Local food grown in and on the soil has fed humans over the millenia. However, our health “improvements” have been questionable in recent times, and certainly the climate changes threaten the substrate of our civilizations.
Soil has been called the skin of the earth. It holds in essential ingredients of life. It resists attacks by unfriendly microbes (disease).
Above all, or below all, it generates the essential ingredients for life above. Nothing profound about this.
At our peril, we forget this or we act like we never knew it. Science used in agriculture all but ignored the biological or the living part of soil in its simplistic quest for simple solutions to food-growing challenges.
Science, government and business investors saw to it that for many decades, the physical and chemical properties of soil was the predominant focus.
Now this is changing with the realization that the magic of good healthy soils must be our focus, or else our peril might be ensured.
Biology begets the right chemistry to physically change the mineral substrate of the earth and make it available to living things.
Making nutrients available for uptake by plants and then animals, which convert plants to other proteins is the role of the many thousands of microbial beings underfoot and under cover of the vegetation supported by soil.
Some of us would like to learn more about this healthy soil movement deep in agriculture.
Two upcoming events beg your attention. First, there is the Western Canada Conference on Soil Health and Grazing, in Edmonton Dec. 10 to 12. Some of us are going.
The second event is in the planning stages and has booked a main speaker/advisor/instructor. That person is Kris Nicols, one of the leaders in Regenerative Agriculture in America.
The event will be a two-day conference/workshop in Williams Lake Jan. 16 and 17.PUT IT IN YOUR CALENDAR and book the time for professional development. The event will be about learning about soil.
It will cost you maybe hundreds of dollars in time and cash, but the rewards will be many. To go to the Edmonton conference will cost a thousand dollars-plus in travel and fees.

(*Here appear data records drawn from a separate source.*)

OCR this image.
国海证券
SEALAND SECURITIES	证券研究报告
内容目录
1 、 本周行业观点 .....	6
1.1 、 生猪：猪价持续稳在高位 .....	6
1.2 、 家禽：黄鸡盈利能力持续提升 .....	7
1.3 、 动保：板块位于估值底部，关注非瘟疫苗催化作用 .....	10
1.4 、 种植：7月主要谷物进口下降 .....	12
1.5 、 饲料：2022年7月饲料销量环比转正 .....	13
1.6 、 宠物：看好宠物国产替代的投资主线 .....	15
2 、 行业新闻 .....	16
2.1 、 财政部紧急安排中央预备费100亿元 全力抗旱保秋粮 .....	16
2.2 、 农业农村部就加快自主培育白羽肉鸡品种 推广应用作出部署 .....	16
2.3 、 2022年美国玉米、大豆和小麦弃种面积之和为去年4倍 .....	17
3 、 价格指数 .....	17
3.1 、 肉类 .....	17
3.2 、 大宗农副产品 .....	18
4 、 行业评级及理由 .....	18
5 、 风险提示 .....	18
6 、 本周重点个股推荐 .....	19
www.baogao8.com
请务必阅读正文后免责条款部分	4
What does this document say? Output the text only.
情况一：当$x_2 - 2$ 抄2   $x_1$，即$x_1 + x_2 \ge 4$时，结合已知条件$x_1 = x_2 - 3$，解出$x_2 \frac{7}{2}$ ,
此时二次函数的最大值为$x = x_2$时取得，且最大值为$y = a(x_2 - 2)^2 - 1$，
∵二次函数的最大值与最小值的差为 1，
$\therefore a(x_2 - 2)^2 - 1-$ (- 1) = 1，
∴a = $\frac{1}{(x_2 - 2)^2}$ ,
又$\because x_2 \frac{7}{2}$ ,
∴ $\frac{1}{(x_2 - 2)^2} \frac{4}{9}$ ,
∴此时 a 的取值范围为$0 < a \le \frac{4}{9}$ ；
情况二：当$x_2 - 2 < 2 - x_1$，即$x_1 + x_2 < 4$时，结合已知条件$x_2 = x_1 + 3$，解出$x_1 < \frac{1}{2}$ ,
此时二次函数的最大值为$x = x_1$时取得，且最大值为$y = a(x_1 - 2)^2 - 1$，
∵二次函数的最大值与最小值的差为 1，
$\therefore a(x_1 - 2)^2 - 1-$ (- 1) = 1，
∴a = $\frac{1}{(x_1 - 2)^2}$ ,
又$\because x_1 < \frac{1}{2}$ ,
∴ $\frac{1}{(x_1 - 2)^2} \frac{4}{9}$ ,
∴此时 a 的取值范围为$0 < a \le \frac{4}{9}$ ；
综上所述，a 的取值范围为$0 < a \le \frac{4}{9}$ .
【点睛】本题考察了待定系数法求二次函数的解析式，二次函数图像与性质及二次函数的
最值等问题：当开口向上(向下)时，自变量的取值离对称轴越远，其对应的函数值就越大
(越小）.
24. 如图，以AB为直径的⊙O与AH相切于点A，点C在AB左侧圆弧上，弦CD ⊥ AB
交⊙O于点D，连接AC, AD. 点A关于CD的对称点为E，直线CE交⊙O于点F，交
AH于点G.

Volunteers in industry, producer organizations (like the Cariboo Cattlemen’s Association, Kersley Farmers Institute, Cariboo Agriculture Research Alliance, Ministry of Agriculture, BC Forage Council and others) are organizing this so it is affordable for you.
David Zirnhelt is a rancher and member of the Cariboo Cattlemen’s Association. He is also chair of the Advisory Committee for the Applied Sustainable Ranching Program at Thompson Rivers University Williams Lake.